Wuthering is a northern English dialect word for the noise made by a strong wind.

“Heathcliff, it’s me Cathy. Come home. I’m so cold!”

9 – Thousands are Sailing – the Pogues

Shane MacGowan gets most plenty of plaudits for the Pogues’ fantastic lyrics, but this one – my favourite song of theirs – was written by Philip Chevron, another on our list who died too young, in 2013.

It’s a brilliant tale of a subject the band loved: Irish emigration to America and Irish American culture. Our literary reference is quite slight here, our hero dances up and down the New York streets “in Brendan Behan’s footsteps.”

Like the Pogues, Behan’s reputation as an artist is sometimes in danger of vanishing in the slew of boozy legends that his name also conjures up (there are more biographies of him than he wrote novels).
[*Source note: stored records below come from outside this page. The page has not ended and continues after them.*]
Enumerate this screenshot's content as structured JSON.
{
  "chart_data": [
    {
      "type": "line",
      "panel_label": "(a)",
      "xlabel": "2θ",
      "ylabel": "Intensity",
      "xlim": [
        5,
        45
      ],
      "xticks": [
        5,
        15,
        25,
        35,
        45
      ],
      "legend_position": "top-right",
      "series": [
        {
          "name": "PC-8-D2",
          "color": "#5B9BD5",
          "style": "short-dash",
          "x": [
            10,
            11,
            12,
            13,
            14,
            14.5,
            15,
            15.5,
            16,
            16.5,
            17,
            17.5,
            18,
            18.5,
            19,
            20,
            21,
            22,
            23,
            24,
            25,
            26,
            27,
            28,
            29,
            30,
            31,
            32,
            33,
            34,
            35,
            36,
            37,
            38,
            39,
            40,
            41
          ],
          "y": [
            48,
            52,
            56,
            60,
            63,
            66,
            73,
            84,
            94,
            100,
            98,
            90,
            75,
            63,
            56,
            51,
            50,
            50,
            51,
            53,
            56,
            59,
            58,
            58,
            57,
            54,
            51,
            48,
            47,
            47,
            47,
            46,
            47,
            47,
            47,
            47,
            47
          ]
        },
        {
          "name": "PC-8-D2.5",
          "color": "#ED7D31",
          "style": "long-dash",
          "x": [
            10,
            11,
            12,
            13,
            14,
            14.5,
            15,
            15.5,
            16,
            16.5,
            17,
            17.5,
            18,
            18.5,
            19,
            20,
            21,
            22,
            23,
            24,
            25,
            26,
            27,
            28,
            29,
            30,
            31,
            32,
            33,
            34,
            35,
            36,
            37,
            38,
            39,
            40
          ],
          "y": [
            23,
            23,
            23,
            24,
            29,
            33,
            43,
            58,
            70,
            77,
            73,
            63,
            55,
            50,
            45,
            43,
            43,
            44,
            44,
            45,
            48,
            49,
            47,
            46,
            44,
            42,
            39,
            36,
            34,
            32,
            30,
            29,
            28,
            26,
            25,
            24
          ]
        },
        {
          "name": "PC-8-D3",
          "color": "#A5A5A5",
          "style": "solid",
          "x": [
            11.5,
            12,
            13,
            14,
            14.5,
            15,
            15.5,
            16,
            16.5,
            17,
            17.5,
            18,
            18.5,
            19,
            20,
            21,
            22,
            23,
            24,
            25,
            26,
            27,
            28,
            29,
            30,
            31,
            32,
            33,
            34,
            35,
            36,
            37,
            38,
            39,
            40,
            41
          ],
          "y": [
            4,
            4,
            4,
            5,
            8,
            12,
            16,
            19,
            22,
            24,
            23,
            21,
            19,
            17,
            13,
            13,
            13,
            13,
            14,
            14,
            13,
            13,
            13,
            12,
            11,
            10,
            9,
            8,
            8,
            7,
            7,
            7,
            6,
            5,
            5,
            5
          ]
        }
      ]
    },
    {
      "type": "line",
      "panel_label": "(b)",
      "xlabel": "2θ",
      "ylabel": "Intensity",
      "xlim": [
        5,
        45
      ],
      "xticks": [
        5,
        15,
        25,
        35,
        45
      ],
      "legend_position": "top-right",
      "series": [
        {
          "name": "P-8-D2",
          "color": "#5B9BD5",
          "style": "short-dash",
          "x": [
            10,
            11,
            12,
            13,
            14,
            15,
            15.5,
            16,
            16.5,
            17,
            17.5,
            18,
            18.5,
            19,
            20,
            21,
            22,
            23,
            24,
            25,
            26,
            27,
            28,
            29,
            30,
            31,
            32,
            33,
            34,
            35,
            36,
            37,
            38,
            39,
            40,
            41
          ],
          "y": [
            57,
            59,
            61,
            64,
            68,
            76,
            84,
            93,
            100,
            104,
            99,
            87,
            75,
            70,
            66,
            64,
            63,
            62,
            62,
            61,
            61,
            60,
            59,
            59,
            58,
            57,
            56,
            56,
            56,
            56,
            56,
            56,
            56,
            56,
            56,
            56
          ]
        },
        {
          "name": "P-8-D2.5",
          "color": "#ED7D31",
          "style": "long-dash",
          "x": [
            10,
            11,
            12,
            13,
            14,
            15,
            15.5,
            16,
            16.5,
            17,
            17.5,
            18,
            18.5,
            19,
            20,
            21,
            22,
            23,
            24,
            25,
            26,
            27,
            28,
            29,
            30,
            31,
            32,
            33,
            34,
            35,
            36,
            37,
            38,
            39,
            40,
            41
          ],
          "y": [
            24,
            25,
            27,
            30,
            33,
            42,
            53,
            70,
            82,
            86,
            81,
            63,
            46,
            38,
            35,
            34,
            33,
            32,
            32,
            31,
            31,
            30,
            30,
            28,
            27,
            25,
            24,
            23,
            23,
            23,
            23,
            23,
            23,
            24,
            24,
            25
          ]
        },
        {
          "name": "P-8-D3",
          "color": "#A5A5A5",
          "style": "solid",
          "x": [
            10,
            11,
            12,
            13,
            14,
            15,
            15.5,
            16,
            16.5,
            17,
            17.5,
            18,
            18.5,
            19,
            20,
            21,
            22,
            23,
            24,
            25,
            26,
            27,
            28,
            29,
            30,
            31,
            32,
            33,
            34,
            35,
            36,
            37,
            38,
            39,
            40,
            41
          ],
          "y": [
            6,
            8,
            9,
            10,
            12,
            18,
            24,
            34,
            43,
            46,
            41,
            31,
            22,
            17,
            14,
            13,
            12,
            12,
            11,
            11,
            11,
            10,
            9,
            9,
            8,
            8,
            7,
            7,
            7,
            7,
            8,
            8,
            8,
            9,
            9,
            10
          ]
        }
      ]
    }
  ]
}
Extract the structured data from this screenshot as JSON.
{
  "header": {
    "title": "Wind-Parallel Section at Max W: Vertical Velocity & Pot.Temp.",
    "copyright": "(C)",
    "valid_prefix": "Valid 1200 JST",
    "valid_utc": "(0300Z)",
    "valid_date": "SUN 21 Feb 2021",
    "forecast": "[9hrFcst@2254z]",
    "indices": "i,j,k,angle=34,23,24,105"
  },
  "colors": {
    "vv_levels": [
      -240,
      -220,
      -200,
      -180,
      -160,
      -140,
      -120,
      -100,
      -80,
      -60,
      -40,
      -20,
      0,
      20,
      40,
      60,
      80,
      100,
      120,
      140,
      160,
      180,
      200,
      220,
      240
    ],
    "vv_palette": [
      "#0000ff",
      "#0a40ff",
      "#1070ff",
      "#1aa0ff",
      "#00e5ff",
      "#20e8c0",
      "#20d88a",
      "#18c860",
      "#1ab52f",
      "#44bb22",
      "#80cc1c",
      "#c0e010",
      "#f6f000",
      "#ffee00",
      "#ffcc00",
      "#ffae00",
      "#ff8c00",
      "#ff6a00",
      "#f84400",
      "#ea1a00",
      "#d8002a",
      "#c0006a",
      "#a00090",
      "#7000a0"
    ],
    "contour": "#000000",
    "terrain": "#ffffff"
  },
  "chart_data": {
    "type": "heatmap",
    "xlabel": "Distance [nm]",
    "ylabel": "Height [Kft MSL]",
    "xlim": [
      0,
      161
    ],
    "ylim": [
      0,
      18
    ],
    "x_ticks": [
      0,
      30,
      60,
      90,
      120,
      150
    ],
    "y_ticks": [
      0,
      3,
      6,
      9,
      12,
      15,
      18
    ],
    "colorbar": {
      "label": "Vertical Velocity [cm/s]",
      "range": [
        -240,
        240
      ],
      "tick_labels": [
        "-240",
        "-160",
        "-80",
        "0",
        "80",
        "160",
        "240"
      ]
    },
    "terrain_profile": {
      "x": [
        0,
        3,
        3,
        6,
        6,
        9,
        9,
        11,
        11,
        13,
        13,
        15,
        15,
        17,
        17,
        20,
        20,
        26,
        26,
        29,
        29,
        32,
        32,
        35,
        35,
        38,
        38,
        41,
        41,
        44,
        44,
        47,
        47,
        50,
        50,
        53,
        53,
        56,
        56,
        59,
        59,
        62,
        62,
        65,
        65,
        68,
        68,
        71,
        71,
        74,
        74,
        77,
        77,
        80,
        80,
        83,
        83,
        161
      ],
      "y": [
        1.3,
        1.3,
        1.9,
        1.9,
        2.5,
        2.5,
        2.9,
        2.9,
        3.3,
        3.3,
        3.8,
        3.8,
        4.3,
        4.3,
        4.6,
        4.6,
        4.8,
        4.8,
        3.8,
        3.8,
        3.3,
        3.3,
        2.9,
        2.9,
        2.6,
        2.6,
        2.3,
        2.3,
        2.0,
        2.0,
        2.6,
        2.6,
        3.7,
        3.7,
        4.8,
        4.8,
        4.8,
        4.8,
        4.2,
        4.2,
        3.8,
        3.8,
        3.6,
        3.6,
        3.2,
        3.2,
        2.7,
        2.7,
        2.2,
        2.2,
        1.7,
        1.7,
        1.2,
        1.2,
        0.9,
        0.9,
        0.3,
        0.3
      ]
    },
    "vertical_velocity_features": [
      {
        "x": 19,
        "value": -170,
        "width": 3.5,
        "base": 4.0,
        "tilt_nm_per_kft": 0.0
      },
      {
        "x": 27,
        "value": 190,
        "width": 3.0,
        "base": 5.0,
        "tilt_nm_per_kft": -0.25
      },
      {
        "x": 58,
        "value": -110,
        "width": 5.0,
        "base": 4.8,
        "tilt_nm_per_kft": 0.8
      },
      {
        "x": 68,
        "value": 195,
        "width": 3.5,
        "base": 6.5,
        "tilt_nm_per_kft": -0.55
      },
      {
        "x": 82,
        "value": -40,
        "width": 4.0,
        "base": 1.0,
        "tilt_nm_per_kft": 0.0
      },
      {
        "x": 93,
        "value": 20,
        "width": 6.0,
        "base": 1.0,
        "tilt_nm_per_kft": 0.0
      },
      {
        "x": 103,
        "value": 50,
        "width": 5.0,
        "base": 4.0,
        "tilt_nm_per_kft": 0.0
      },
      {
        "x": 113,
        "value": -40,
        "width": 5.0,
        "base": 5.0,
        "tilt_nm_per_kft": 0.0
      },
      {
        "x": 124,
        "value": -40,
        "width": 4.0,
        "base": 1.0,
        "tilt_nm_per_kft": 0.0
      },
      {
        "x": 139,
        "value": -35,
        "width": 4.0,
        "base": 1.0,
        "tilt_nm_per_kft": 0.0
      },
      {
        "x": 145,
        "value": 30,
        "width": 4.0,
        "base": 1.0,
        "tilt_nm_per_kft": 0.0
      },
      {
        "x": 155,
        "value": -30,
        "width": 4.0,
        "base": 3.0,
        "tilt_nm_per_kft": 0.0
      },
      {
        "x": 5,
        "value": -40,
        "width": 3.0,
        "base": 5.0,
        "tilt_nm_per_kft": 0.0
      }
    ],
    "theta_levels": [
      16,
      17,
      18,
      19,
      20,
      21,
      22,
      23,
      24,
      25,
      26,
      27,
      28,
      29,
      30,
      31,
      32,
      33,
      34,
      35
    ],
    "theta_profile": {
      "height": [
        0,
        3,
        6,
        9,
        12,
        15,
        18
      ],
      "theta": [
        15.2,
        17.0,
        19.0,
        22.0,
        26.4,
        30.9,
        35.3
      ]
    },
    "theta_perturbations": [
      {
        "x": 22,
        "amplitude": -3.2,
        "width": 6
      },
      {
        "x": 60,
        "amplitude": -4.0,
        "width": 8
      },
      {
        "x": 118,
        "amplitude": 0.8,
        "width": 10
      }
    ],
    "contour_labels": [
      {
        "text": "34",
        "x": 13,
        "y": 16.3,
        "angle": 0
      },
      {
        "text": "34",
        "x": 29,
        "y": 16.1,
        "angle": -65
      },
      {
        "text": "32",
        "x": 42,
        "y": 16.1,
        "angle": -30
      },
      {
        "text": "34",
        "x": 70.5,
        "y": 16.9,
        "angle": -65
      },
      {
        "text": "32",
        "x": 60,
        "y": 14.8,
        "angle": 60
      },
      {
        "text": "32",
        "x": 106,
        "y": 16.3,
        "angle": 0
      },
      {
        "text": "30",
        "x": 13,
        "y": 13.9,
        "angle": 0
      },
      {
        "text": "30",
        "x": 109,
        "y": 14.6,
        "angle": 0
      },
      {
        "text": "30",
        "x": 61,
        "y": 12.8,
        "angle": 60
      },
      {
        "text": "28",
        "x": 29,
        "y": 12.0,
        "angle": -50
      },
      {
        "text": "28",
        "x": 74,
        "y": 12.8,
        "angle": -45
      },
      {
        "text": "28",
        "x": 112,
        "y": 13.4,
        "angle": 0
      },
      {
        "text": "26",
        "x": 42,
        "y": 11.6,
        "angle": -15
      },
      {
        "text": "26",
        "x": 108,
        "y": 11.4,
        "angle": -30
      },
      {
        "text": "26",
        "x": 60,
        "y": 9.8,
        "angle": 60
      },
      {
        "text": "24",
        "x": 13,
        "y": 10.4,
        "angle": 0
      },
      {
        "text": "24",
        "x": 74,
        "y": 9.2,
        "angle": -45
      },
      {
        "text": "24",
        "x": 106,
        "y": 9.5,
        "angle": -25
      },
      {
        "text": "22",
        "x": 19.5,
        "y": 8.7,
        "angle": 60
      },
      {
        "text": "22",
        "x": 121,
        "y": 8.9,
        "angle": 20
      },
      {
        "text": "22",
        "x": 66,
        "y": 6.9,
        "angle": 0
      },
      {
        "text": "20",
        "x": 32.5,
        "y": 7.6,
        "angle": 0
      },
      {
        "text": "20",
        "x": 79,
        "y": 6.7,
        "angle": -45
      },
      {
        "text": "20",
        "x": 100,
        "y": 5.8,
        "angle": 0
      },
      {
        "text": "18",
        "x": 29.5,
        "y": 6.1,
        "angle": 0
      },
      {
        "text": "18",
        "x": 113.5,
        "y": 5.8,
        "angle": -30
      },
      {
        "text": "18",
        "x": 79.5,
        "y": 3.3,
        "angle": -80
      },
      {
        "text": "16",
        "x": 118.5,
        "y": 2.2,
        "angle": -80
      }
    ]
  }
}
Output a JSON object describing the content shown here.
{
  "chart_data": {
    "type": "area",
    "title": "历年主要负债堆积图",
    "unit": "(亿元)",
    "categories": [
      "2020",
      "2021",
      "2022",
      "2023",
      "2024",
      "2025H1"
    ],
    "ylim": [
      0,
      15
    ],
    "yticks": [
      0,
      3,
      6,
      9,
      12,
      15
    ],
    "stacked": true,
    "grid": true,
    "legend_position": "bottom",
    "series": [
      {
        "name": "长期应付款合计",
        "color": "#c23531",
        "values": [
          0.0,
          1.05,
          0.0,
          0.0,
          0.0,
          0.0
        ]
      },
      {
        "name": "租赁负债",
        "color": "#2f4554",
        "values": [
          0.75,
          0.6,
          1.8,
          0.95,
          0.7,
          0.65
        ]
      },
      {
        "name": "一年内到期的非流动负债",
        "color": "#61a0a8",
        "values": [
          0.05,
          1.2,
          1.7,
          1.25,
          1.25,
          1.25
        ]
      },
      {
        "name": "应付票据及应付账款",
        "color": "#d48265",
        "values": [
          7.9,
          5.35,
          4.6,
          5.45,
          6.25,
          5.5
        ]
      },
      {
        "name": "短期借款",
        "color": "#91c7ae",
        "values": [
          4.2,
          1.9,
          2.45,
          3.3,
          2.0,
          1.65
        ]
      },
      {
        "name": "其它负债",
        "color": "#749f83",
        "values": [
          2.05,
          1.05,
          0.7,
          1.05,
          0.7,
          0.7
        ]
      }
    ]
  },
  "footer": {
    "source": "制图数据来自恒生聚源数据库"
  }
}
Borstal Boy and The Quare Fellow are probably his two best-known works today, and he is widely regarded as one of Ireland’s greatest modern writers.

Chevron’s song appeared on If I Should Fall from Grace with God, the Pogues’ 1988 album that’s widely regarded as their best.

“And in Brendan Behan’s footsteps I danced up and down the street.”

10 – The Ghost of Tom Joad – Bruce Springsteen

Bruce loves nothing more than a story of a struggling working man and in this song he borrowed one of the most famous from John Steinbeck’s 1939 novel, The Grapes of Wrath.

It’s been a popular song for The Boss, who’s played a number of versions himself, and appeared alongside Rage Against the Machine guitarist Tom Morello on his cover version.

In the novel, Tom Joad, fresh out of prison, joins his family on their Depression-era trek from the Oklahoma Dust Bowl to the Promised Land of California.

The Springsteen song was released in 1995, when the writer could see parallels with the struggles and injustices Steinbeck highlighted in his 1939 novel.

The song was also inspired by Woody Guthrie’s song, The Ballad of Tom Joad, which he wrote after seeing the 1940 film of the book, which starred Henry Fonda as Tom.